On Mon, Oct 24, 2016 at 7:51 AM, mark <m.roth at 5-cent.us>
wrote:> On 10/24/16 03:52, Larry Martell wrote:
>>
>> On Fri, Oct 21, 2016 at 11:42 AM,  <m.roth at 5-cent.us> wrote:
>>>
>>> Larry Martell wrote:
>>>>
>>>> On Fri, Oct 21, 2016 at 11:21 AM,  <m.roth at 5-cent.us>
wrote:
>>>>>
>>>>> Larry Martell wrote:
>>>>>>
>>>>>> We have 1 system ruining Centos7 that is the NFS
server. There are 50
>>>>>> external machines that FTP files to this server fairly
continuously.
>>>>>>
>>>>>> We have another system running Centos6 that mounts the
partition the
>>>>>> files are FTP-ed to using NFS.
>
> <snip>
>>>>>
>>>>> What filesystem?
>
> <snip>
>>>
>>> cat /etc/fstab on the systems, and see what they are. If either is
xfs,
>>> and assuming that the systems are on UPSes, then the fstab which
controls
>>> drive mounting on a system should have, instead of
"defaults",
>>> nobarrier,inode64.
>>
>>
>> The server is xfs (the client is nfs). The server does have inode64
>> specified, but not nobarrier.
>>
>>> Note that the inode64 is relevant if the filesystem is > 2TB.
>>
>>
>> The file system is 51TB.
>>
>>> The reason I say this is that we we started rolling out CentOS 7,
we
>>> tried
>>> to put one of our user's home directory on one, and it was a
disaster.
>>> 100% repeatedly, untarring a 100M tarfile onto an nfs-mounted drive
took
>>> seven minutes, where before, it had taken 30 seconds. Timed. It
took us
>>> months to discover that NFS 4 tries to make transactions atomic,
which is
>>> fine if you're worrying about losing power or connectivity. If
you're on
>>> a
>>> UPS, and hardwired, adding the nobarrier immediately brought it
down to
>>> 40
>>> seconds or so.
>>
>>
>> We are not seeing a performance issue - do you think nobarrier would
>> help with our lock up issue? I wanted to try it but my client did not
>> want me to make any changes until we got the bad disk replaced.
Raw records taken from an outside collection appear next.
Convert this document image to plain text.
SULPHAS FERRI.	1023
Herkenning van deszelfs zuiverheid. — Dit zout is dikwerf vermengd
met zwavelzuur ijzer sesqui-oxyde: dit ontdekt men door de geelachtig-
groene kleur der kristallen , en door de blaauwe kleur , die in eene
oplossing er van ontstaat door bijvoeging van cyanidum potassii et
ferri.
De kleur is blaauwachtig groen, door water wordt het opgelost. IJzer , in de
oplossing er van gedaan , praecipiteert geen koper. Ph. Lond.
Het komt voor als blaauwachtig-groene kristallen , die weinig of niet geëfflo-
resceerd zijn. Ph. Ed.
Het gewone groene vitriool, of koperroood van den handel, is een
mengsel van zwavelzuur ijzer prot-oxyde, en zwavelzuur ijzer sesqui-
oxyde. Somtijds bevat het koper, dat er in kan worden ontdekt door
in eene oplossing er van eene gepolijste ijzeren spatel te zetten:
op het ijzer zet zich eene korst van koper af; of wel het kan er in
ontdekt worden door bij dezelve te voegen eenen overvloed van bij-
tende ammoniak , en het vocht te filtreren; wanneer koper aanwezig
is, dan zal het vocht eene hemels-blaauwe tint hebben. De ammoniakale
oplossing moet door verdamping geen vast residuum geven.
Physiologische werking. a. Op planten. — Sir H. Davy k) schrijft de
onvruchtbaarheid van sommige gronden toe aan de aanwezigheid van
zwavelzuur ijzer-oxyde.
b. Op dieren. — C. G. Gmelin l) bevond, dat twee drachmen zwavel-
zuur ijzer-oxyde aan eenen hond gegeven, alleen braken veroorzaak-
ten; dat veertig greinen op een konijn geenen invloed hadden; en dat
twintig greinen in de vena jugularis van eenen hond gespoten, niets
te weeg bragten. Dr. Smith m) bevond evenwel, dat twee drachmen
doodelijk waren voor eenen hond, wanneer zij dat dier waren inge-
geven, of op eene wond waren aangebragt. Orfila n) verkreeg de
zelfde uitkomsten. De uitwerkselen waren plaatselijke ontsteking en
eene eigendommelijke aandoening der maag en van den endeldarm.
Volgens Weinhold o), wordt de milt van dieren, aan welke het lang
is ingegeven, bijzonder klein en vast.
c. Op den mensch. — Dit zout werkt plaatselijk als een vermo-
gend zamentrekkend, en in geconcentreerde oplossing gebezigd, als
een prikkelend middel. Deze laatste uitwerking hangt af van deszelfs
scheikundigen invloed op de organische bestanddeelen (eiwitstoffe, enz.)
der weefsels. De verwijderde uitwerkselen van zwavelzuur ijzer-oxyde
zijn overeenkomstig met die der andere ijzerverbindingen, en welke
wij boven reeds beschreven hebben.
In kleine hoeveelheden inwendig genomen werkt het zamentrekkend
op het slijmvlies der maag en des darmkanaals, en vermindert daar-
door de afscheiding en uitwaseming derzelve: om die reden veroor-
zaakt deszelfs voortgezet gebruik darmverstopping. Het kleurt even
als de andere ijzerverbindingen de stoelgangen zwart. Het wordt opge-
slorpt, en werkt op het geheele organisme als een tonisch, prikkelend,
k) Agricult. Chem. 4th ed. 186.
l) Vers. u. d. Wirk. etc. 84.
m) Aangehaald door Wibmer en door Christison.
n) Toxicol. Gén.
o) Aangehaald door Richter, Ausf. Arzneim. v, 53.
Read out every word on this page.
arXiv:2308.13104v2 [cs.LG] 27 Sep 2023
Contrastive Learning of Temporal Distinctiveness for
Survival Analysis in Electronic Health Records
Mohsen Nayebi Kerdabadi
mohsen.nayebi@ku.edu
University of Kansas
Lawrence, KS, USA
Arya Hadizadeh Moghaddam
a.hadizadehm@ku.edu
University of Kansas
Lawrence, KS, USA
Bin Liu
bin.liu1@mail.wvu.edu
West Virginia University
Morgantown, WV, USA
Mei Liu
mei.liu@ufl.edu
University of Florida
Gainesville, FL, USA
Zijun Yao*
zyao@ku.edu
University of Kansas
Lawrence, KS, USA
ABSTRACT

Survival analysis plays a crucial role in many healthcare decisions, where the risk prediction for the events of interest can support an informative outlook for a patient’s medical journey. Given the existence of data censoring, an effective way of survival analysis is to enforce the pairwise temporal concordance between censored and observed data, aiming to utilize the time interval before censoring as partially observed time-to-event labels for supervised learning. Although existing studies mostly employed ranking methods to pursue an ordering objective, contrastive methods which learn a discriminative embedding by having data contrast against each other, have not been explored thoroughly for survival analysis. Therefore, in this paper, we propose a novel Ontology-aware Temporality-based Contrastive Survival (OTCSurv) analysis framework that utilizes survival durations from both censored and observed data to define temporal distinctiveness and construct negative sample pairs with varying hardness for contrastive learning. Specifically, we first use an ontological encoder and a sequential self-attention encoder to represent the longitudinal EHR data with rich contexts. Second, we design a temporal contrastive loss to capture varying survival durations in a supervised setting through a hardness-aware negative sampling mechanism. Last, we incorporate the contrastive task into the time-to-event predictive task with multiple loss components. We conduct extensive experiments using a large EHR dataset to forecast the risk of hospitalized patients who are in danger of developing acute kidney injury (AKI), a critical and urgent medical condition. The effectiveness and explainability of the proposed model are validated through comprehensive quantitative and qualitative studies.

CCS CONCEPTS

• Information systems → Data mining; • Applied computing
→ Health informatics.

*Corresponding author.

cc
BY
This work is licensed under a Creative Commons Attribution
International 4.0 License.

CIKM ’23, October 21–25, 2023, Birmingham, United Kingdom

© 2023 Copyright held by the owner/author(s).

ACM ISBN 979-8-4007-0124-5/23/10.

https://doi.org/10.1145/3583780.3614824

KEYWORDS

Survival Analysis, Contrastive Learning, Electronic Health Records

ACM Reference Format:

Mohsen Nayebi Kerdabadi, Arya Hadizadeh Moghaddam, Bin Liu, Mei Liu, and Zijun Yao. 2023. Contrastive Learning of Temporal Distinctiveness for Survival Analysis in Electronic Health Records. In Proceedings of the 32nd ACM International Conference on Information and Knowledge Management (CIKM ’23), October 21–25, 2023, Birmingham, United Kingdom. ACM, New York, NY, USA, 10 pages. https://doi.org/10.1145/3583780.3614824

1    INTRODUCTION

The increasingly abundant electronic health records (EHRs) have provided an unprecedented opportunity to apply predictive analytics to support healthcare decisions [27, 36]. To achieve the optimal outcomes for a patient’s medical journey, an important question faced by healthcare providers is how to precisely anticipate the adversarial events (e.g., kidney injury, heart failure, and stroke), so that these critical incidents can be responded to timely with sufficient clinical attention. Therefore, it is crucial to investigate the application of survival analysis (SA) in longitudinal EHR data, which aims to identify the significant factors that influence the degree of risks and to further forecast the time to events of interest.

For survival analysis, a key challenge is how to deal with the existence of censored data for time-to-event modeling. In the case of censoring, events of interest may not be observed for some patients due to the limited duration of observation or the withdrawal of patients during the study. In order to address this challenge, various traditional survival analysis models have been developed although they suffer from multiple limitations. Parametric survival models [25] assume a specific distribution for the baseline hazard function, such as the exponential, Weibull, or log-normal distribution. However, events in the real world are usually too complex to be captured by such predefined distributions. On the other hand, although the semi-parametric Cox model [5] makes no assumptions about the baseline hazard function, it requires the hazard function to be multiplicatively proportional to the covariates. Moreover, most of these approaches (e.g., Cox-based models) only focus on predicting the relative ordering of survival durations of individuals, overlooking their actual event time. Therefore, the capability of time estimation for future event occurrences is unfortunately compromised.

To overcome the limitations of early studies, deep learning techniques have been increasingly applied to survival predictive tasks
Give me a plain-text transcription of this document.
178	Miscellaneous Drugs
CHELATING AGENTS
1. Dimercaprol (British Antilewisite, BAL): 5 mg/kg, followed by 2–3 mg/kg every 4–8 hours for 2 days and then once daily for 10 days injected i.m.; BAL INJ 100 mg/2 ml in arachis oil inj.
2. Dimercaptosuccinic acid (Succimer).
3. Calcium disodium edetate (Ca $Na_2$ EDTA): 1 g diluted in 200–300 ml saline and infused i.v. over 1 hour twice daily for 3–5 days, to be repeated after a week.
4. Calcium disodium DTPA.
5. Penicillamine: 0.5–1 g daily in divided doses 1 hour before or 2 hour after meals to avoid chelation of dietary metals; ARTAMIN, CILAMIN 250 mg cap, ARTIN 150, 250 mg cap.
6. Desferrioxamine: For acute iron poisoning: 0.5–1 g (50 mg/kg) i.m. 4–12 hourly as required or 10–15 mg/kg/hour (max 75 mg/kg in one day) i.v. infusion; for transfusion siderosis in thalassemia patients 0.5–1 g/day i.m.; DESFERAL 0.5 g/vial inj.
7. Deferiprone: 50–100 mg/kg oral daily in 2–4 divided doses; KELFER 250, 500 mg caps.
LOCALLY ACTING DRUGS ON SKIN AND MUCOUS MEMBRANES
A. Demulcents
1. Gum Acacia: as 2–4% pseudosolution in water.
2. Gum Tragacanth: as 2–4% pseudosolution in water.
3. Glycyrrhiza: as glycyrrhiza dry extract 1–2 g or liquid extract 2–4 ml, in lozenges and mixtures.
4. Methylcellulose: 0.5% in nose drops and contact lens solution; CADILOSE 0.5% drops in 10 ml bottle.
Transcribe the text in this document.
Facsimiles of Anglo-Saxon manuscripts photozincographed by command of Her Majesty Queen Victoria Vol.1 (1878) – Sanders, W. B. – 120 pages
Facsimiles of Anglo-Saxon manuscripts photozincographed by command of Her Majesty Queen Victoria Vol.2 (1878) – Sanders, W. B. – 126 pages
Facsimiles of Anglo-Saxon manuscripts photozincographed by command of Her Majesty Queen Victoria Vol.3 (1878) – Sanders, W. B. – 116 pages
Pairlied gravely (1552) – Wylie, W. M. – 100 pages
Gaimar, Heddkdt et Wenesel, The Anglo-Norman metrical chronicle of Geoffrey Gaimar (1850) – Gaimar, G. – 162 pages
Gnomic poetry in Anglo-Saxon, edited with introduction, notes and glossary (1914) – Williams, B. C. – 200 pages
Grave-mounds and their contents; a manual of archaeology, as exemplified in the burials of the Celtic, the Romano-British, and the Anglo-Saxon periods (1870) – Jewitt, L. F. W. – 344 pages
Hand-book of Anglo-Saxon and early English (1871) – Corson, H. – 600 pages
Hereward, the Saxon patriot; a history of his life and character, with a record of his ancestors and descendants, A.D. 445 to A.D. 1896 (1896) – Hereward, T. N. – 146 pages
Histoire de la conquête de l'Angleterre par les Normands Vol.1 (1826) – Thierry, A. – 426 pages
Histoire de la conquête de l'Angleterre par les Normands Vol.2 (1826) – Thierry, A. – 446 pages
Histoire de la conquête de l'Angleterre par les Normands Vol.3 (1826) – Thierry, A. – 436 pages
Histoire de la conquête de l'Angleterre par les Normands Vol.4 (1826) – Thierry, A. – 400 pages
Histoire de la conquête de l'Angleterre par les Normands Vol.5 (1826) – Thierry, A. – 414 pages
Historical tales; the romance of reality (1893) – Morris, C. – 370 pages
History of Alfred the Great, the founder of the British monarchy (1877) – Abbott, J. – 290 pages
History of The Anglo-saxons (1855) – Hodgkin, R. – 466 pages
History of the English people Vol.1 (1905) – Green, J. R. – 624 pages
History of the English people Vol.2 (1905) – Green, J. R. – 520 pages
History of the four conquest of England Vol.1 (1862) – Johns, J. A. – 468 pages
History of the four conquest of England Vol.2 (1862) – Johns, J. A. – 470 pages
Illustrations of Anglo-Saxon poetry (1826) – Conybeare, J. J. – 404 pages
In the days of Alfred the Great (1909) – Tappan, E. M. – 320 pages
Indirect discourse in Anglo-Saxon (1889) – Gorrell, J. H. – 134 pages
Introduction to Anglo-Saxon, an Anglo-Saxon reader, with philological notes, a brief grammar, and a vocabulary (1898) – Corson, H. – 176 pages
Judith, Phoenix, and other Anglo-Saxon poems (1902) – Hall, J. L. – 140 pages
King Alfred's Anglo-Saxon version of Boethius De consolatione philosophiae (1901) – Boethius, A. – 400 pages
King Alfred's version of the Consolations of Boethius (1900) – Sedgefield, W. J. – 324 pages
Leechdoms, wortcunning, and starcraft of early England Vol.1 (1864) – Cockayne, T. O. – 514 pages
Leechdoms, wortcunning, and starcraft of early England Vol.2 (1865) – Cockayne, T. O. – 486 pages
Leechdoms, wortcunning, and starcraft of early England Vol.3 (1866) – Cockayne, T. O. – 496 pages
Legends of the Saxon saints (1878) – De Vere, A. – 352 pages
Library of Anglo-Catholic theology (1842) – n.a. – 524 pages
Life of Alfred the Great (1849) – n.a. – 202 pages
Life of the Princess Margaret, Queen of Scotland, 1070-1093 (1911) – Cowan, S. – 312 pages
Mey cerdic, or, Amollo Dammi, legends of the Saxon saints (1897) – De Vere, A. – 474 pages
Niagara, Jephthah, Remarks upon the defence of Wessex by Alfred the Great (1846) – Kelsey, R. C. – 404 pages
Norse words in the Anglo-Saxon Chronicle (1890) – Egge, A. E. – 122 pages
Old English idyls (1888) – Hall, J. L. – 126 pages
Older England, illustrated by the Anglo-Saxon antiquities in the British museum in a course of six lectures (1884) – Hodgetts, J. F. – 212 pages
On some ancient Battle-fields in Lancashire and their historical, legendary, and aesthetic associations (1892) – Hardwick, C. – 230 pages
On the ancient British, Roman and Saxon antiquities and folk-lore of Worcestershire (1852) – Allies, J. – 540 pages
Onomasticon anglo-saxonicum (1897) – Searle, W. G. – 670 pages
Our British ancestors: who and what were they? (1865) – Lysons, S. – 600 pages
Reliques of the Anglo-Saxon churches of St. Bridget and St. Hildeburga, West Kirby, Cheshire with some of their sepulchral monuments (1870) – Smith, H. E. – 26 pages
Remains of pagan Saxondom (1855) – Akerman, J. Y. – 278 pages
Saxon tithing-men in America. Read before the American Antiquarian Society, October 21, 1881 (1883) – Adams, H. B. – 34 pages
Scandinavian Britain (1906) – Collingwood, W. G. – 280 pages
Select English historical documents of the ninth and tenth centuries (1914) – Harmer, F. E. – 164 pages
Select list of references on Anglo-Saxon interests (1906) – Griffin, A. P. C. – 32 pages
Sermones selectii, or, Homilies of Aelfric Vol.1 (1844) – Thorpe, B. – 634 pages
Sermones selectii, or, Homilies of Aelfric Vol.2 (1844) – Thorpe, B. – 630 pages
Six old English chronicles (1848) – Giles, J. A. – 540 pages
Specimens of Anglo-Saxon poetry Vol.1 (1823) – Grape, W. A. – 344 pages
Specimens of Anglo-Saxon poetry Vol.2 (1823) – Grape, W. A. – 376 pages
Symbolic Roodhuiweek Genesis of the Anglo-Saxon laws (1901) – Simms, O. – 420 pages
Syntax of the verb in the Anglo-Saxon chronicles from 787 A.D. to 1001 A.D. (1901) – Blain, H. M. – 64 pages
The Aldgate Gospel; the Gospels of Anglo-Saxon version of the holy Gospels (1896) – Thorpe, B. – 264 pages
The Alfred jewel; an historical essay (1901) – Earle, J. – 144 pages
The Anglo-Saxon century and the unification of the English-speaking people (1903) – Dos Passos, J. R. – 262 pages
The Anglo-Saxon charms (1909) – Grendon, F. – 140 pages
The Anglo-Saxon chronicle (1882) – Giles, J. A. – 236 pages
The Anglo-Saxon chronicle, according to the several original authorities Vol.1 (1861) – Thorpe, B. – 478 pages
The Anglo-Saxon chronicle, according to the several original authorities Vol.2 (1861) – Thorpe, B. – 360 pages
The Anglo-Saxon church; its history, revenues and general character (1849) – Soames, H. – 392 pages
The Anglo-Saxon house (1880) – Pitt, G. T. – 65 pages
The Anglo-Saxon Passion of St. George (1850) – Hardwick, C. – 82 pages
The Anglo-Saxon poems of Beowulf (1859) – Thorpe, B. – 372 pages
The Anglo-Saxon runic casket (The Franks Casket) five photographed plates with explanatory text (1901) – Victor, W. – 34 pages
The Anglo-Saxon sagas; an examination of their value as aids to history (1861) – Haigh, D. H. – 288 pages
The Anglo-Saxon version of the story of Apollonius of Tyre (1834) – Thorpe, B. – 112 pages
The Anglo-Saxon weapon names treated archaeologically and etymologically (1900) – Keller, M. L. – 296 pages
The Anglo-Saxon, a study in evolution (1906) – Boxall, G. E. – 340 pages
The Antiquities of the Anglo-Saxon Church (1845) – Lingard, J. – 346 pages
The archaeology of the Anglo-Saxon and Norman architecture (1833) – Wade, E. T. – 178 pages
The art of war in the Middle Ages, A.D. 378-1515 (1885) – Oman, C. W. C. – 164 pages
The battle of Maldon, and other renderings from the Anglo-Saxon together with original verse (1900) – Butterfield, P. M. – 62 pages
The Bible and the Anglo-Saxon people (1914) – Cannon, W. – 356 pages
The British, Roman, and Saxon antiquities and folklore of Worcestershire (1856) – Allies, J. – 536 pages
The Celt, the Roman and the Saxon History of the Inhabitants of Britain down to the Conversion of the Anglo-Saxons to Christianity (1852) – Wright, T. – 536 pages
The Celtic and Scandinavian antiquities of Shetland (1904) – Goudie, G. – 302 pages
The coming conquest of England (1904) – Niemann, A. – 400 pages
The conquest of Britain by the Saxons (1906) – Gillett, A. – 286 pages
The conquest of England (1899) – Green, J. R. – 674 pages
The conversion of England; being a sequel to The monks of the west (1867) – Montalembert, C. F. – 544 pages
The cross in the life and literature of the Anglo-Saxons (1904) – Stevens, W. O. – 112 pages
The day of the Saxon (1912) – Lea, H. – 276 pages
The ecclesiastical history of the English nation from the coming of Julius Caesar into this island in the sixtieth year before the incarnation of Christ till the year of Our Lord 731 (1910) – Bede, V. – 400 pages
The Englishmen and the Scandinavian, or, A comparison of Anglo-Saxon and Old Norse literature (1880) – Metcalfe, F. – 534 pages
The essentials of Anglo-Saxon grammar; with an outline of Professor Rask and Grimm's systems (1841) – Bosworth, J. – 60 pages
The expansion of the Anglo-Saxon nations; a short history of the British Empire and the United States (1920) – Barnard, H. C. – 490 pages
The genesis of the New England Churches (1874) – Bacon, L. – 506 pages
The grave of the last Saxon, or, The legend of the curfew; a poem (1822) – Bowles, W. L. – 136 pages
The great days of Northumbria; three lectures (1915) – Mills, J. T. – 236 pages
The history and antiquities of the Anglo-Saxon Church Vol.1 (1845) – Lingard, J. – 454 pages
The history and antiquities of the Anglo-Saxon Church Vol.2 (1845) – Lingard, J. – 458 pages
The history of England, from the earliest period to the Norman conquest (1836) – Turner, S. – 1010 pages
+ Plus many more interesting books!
>> Unfortunately that will not happen until Wednesday.
>
>
> Absolutely add nobarrier, and see what happens.
Finally got to add nobarrier (I'll skip why it took so long), and it
looks like this just caused the problem to morph a bit.
On the C7 NFS server, besides having 50 external machines ftp-ing
files to it, we run 2 jobs: 1 that moves files around (called
image_mover) and one that changes perms on some files (called
chmod_job).
And on the C6 NFS client, besides the job that was hanging (called the
importer), we also run a another job (called ftp_job) that ftps files
to the C6 machine. The ftp_job had never hung before, but now the
importer that used to hang has not (yet) hung, and the ftp_job that
had not hung before now is hanging.
But the system messages are different.
On the C7 server there is a series of messages of the form 'task
blocked for >120 seconds' with a stack trace. There is one for each of
the following:
nfsd, chmod_job, kworker, pure_ftpd, image_mover
In each of the stack traces they are blocked on either nfs_write or nfs_flush
And on the C6 client there is a similar blocked message for the ftp
job, blocked on nfs_flush, then the bad sequence number message I had
seen before, and at that point the ftp_job hung.